ERIC Number: ED223779
Record Type: RIE
Publication Date: 1982-Jan-8
Reference Count: 0
The Philippine System of Education: Some Implications to Agricultural Education.
Mancebo, Samuel T.
The Philippine educational system views education as a human development resource conversion process that can maximize the realization of the national developmental goals. Students comprise the principal input of this manpower resource conversion process. The output is individuals who can find useful and productive employment. Two broad strategies in the processing of manpower output are recognized: formal education and nonformal education. An overall assessment of the Philippine educational system shows that its outstanding feature is its high enrollment at all school levels and its overall quantitative achievements.

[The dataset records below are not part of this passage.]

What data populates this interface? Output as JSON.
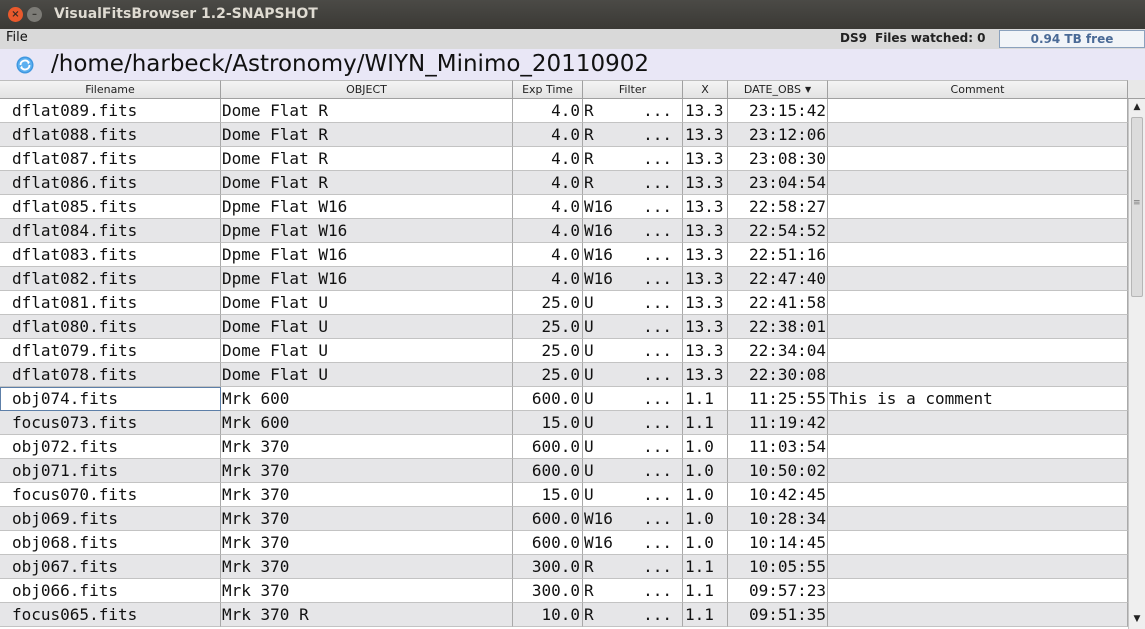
{
  "window": {
    "title": "VisualFitsBrowser 1.2-SNAPSHOT",
    "close_glyph": "×",
    "minimize_glyph": "–"
  },
  "menubar": {
    "file_label": "File",
    "ds9_label": "DS9",
    "files_watched_label": "Files watched: 0",
    "disk_free": "0.94 TB free"
  },
  "path": {
    "icon": "refresh-icon",
    "text": "/home/harbeck/Astronomy/WIYN_Minimo_20110902"
  },
  "table": {
    "columns": [
      "Filename",
      "OBJECT",
      "Exp Time",
      "Filter",
      "X",
      "DATE_OBS",
      "Comment"
    ],
    "sort_column": "DATE_OBS",
    "sort_glyph": "▼",
    "rows": [
      {
        "filename": "dflat089.fits",
        "object": "Dome Flat R",
        "exptime": "4.0",
        "filter": "R",
        "filter_more": "...",
        "x": "13.3",
        "date_obs": "23:15:42",
        "comment": ""
      },
      {
        "filename": "dflat088.fits",
        "object": "Dome Flat R",
        "exptime": "4.0",
        "filter": "R",
        "filter_more": "...",
        "x": "13.3",
        "date_obs": "23:12:06",
        "comment": ""
      },
      {
        "filename": "dflat087.fits",
        "object": "Dome Flat R",
        "exptime": "4.0",
        "filter": "R",
        "filter_more": "...",
        "x": "13.3",
        "date_obs": "23:08:30",
        "comment": ""
      },
      {
        "filename": "dflat086.fits",
        "object": "Dome Flat R",
        "exptime": "4.0",
        "filter": "R",
        "filter_more": "...",
        "x": "13.3",
        "date_obs": "23:04:54",
        "comment": ""
      },
      {
        "filename": "dflat085.fits",
        "object": "Dpme Flat W16",
        "exptime": "4.0",
        "filter": "W16",
        "filter_more": "...",
        "x": "13.3",
        "date_obs": "22:58:27",
        "comment": ""
      },
      {
        "filename": "dflat084.fits",
        "object": "Dpme Flat W16",
        "exptime": "4.0",
        "filter": "W16",
        "filter_more": "...",
        "x": "13.3",
        "date_obs": "22:54:52",
        "comment": ""
      },
      {
        "filename": "dflat083.fits",
        "object": "Dpme Flat W16",
        "exptime": "4.0",
        "filter": "W16",
        "filter_more": "...",
        "x": "13.3",
        "date_obs": "22:51:16",
        "comment": ""
      },
      {
        "filename": "dflat082.fits",
        "object": "Dpme Flat W16",
        "exptime": "4.0",
        "filter": "W16",
        "filter_more": "...",
        "x": "13.3",
        "date_obs": "22:47:40",
        "comment": ""
      },
      {
        "filename": "dflat081.fits",
        "object": "Dome Flat U",
        "exptime": "25.0",
        "filter": "U",
        "filter_more": "...",
        "x": "13.3",
        "date_obs": "22:41:58",
        "comment": ""
      },
      {
        "filename": "dflat080.fits",
        "object": "Dome Flat U",
        "exptime": "25.0",
        "filter": "U",
        "filter_more": "...",
        "x": "13.3",
        "date_obs": "22:38:01",
        "comment": ""
      },
      {
        "filename": "dflat079.fits",
        "object": "Dome Flat U",
        "exptime": "25.0",
        "filter": "U",
        "filter_more": "...",
        "x": "13.3",
        "date_obs": "22:34:04",
        "comment": ""
      },
      {
        "filename": "dflat078.fits",
        "object": "Dome Flat U",
        "exptime": "25.0",
        "filter": "U",
        "filter_more": "...",
        "x": "13.3",
        "date_obs": "22:30:08",
        "comment": ""
      },
      {
        "filename": "obj074.fits",
        "object": "Mrk 600",
        "exptime": "600.0",
        "filter": "U",
        "filter_more": "...",
        "x": "1.1",
        "date_obs": "11:25:55",
        "comment": "This is a comment"
      },
      {
        "filename": "focus073.fits",
        "object": "Mrk 600",
        "exptime": "15.0",
        "filter": "U",
        "filter_more": "...",
        "x": "1.1",
        "date_obs": "11:19:42",
        "comment": ""
      },
      {
        "filename": "obj072.fits",
        "object": "Mrk 370",
        "exptime": "600.0",
        "filter": "U",
        "filter_more": "...",
        "x": "1.0",
        "date_obs": "11:03:54",
        "comment": ""
      },
      {
        "filename": "obj071.fits",
        "object": "Mrk 370",
        "exptime": "600.0",
        "filter": "U",
        "filter_more": "...",
        "x": "1.0",
        "date_obs": "10:50:02",
        "comment": ""
      },
      {
        "filename": "focus070.fits",
        "object": "Mrk 370",
        "exptime": "15.0",
        "filter": "U",
        "filter_more": "...",
        "x": "1.0",
        "date_obs": "10:42:45",
        "comment": ""
      },
      {
        "filename": "obj069.fits",
        "object": "Mrk 370",
        "exptime": "600.0",
        "filter": "W16",
        "filter_more": "...",
        "x": "1.0",
        "date_obs": "10:28:34",
        "comment": ""
      },
      {
        "filename": "obj068.fits",
        "object": "Mrk 370",
        "exptime": "600.0",
        "filter": "W16",
        "filter_more": "...",
        "x": "1.0",
        "date_obs": "10:14:45",
        "comment": ""
      },
      {
        "filename": "obj067.fits",
        "object": "Mrk 370",
        "exptime": "300.0",
        "filter": "R",
        "filter_more": "...",
        "x": "1.1",
        "date_obs": "10:05:55",
        "comment": ""
      },
      {
        "filename": "obj066.fits",
        "object": "Mrk 370",
        "exptime": "300.0",
        "filter": "R",
        "filter_more": "...",
        "x": "1.1",
        "date_obs": "09:57:23",
        "comment": ""
      },
      {
        "filename": "focus065.fits",
        "object": "Mrk 370 R",
        "exptime": "10.0",
        "filter": "R",
        "filter_more": "...",
        "x": "1.1",
        "date_obs": "09:51:35",
        "comment": ""
      }
    ],
    "focused_row": 12
  },
  "scrollbar": {
    "up_glyph": "▲",
    "down_glyph": "▼",
    "grip_glyph": "≡"
  }
}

Its key weaknesses are unsatisfactory instructional quality, high dropout and repeater rates, inequality in educational opportunity, and inadequate attention to technical skill training. The agricultural educational system, and within it the forestry educational subsystem, has experienced rapid growth in enrollments and number of agricultural institutions. This has led to low quality instruction caused by financial contraints, an inadequate number of well-trained teachers, and poorly trained graduates who have difficulty in qualifying for employment. Agricultural education needs rationalization through standards and the establishment of a National Agricultural Education System, upgrading of teaching staff capabilities, and effective means to educate the public through the media and institutionalized nonformal educational programs. (YLB)
Publication Type: Opinion Papers; Speeches/Meeting Papers
Education Level: N/A
Authoring Institution: N/A
Note: Parts of this document may not reproduce well. Lecture given at the Centre for Forestry Education Development for the Asia and Southwest Pacific Regions at the University of the Philippines at Los Banos College (Laguna, Philippines, January 8, 1982).